The Running Gods Smiled


Yesterday I had one of those rare days where the Running Gods smiled on me. These are the types of days that every runner hopes for, the days when everything is easy, when running the pace that you are supposed to hit is effortless, these days when you go a little longer than you need to just because it feels so good to run.

In case you missed it, the weather here in Michigan is absolutely frigid. Anyone who knows me knows how much I truly dislike cold weather. How cold was it? It was so cold that Hell froze over.


For those who aren’t local, Hell is a little town south of here with some of the best trail running in the area.  But you won’t see me on those frozen trails. In fact, I am rarely spotted outside at all in this weather. My first winter here I joyfully embraced winter – at first – until I found out just how cold it was and how it just went on and on. But enough about the cold, let’s get back to the Running Gods and my workout.

Me joyfully embracing winter the first year (before I found out
what a pain it really is)
You may remember one of my earlier posts where I confessed to being a running pagan. I believe wholeheartedly in a pantheon of Running Gods of various shapes, sizes, and temperaments that when they are not otherwise occupied (no doubt watching reruns of great running races or filling race directors’ minds with particularly nasty courses) deign to meddle in the lives of mere mortal runners such as you and me. No runner is immune from their influence (although many may deny their existence).

My workout yesterday was a lactate threshold workout, 35 minutes continuous at lactate threshold pace. I have really been struggling with these runs lately, which is out of character for me. These have long been my favorite workouts on the schedule. I just naturally love running at that pace. However, I had been neglecting these types of runs in the last year, and as I got back to serious training this fall, these workouts were both painful and frustrating.

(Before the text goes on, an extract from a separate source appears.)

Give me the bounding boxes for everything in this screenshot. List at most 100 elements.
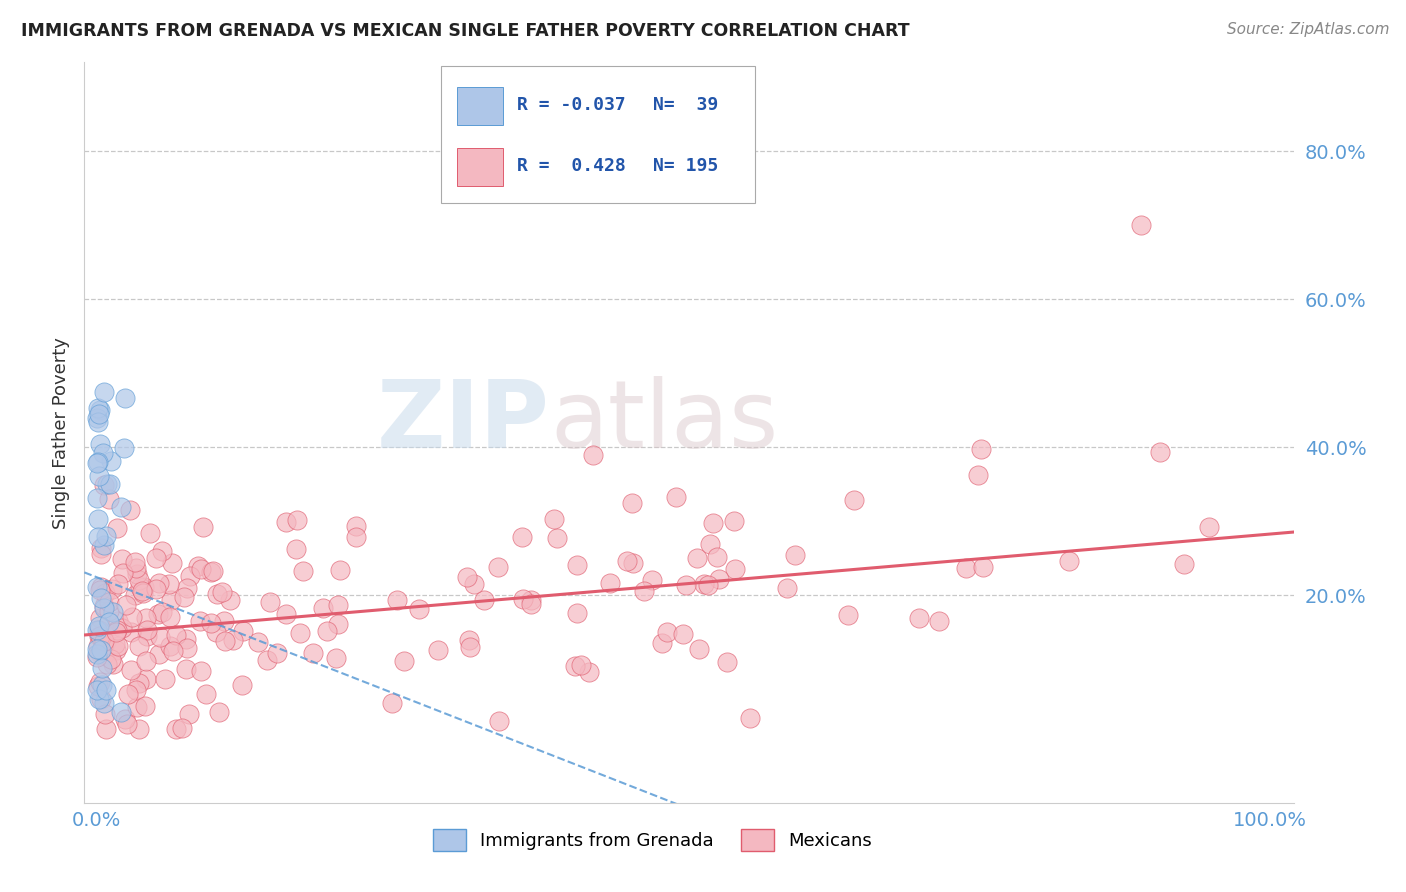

I approached the treadmill and began warming up feeling that it would be another difficult and lackluster performance, but then as I pushed it up to pace and started the harder part of the workout a miraculous thing happened. It felt good. It felt easy. The Running Gods were smiling. I waited 10 minutes to be sure it wasn’t just a cruel prank on their part (like the Greek gods, they are not above that type of thing), and then cautiously pushed up the pace a bit. It still felt easy. 

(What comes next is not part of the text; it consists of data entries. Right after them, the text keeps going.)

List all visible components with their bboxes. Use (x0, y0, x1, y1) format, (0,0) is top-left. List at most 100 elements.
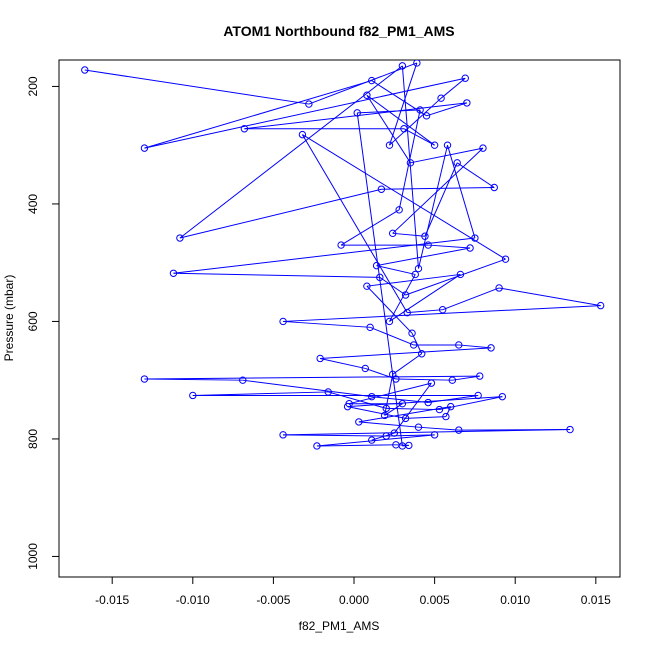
data-point (81, 66, 89, 74)
series-segment (84, 69, 309, 105)
series-segment (366, 94, 435, 146)
series-segment (173, 272, 380, 278)
data-point (414, 264, 423, 273)
data-point (476, 372, 484, 380)
data-point (456, 270, 465, 279)
data-point (176, 234, 184, 242)
data-point (345, 399, 353, 408)
data-point (140, 375, 149, 383)
series-segment (283, 305, 601, 322)
data-point (366, 323, 374, 332)
series-segment (242, 379, 372, 398)
x-tick-label: 0.010 (500, 593, 530, 607)
data-point (501, 255, 510, 263)
data-point (372, 261, 381, 270)
series-segment (366, 94, 411, 164)
data-point (337, 241, 345, 249)
series-segment (392, 147, 484, 234)
y-tick-label: 1000 (26, 543, 40, 570)
series-segment (389, 97, 442, 146)
data-point (453, 159, 461, 167)
series-segment (366, 273, 461, 287)
y-tick-label: 400 (26, 194, 40, 214)
series-segment (144, 80, 372, 149)
data-point (448, 376, 457, 384)
series-segment (405, 416, 446, 419)
series-segment (349, 382, 432, 405)
data-point (435, 405, 444, 414)
series-segment (499, 287, 601, 307)
series-segment (388, 62, 418, 146)
series-segment (447, 145, 476, 239)
data-point (363, 91, 371, 99)
series-segment (179, 188, 382, 239)
data-point (368, 436, 376, 444)
data-point (355, 418, 363, 426)
data-point (388, 370, 397, 379)
series-segment (301, 134, 408, 313)
data-point (353, 109, 361, 117)
data-point (390, 429, 399, 437)
data-point (363, 282, 371, 290)
series-segment (357, 109, 421, 114)
series-segment (283, 434, 387, 437)
series-segment (440, 77, 466, 99)
series-segment (340, 209, 400, 246)
data-point (408, 329, 416, 337)
data-point (401, 291, 410, 299)
data-point (455, 341, 463, 349)
data-point (368, 76, 376, 85)
y-axis: 200 400 600 800 1000 (26, 76, 60, 570)
series-segment (316, 444, 396, 447)
series-segment (379, 276, 406, 296)
data-point (487, 344, 495, 352)
series-segment (358, 421, 419, 428)
data-point (479, 144, 487, 152)
series-segment (358, 406, 451, 423)
y-tick-label: 600 (26, 311, 40, 331)
data-point (298, 130, 307, 139)
data-point (474, 391, 482, 400)
data-point (498, 392, 507, 401)
data-point (463, 99, 471, 107)
x-tick-label: -0.005 (256, 593, 290, 607)
data-point (471, 234, 479, 242)
data-point (385, 317, 394, 326)
x-axis-label: f82_PM1_AMS (299, 619, 380, 633)
data-point (361, 364, 369, 373)
data-point (239, 376, 247, 384)
series-segment (376, 265, 416, 275)
y-axis-label: Pressure (mbar) (2, 275, 16, 362)
data-point (596, 301, 605, 310)
series-segment (356, 112, 403, 447)
data-point (403, 308, 411, 317)
data-point (437, 94, 445, 102)
series-segment (144, 375, 480, 380)
data-point (398, 442, 407, 450)
data-point (411, 270, 419, 279)
series-segment (347, 406, 406, 419)
data-point (466, 244, 474, 252)
series-segment (320, 357, 366, 369)
data-point (427, 379, 436, 387)
data-point (413, 60, 421, 67)
series-segment (445, 406, 452, 417)
data-point (430, 431, 439, 439)
data-point (279, 431, 287, 439)
data-point (316, 354, 324, 363)
x-tick-label: -0.015 (95, 593, 129, 607)
data-point (418, 350, 426, 358)
data-point (495, 284, 503, 292)
series-segment (144, 77, 466, 149)
series-segment (452, 375, 480, 381)
series-segment (283, 429, 571, 436)
data-point (490, 183, 498, 192)
series-segment (403, 128, 435, 146)
series-segment (392, 353, 423, 375)
series-segment (179, 65, 403, 239)
series-segment (456, 162, 495, 188)
data-point (406, 159, 415, 167)
data-point (455, 426, 463, 434)
data-point (398, 62, 407, 70)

After another cautious 10 minutes I pushed the pace back again. I still wasn’t struggling. It was amazing. At the end of that 10 minutes I pushed it back one more time. The last five minutes of the workout still felt good. In fact, just in the last few minutes a song I love started on the video that was providing the background (Jimmy Buffett live in Wrigley Field), so I just kept going, for three more minutes. Even then, I didn’t want to stop, but I knew I should.  "If only this would happen on race days," I thought, but then quickly brushed that thought from my mind. To seem ungrateful for the gifts that are given can bring wrath from the aforementioned temperamental and easily-offended Running Gods. 

Now I know what some of you might be thinking: "there are no Running Gods, and there is a reasonable explanation for this. You have been training steadily for six weeks now and progress was bound to happen. You have done some good workouts in the past that laid the foundation for a breakthrough run. It is all physiology."

Well, you can think that if you want, but to do so is to take away the enchantment of the moment. This explanation may leave the intellect satisfied, but it leaves the soul without sustenance. In the spirit of my Resolution 3, I will stay enchanted.

So, yesterday, while the wind howled and Hell froze over, the Running Gods smiled. Have the Running Gods been smiling on you?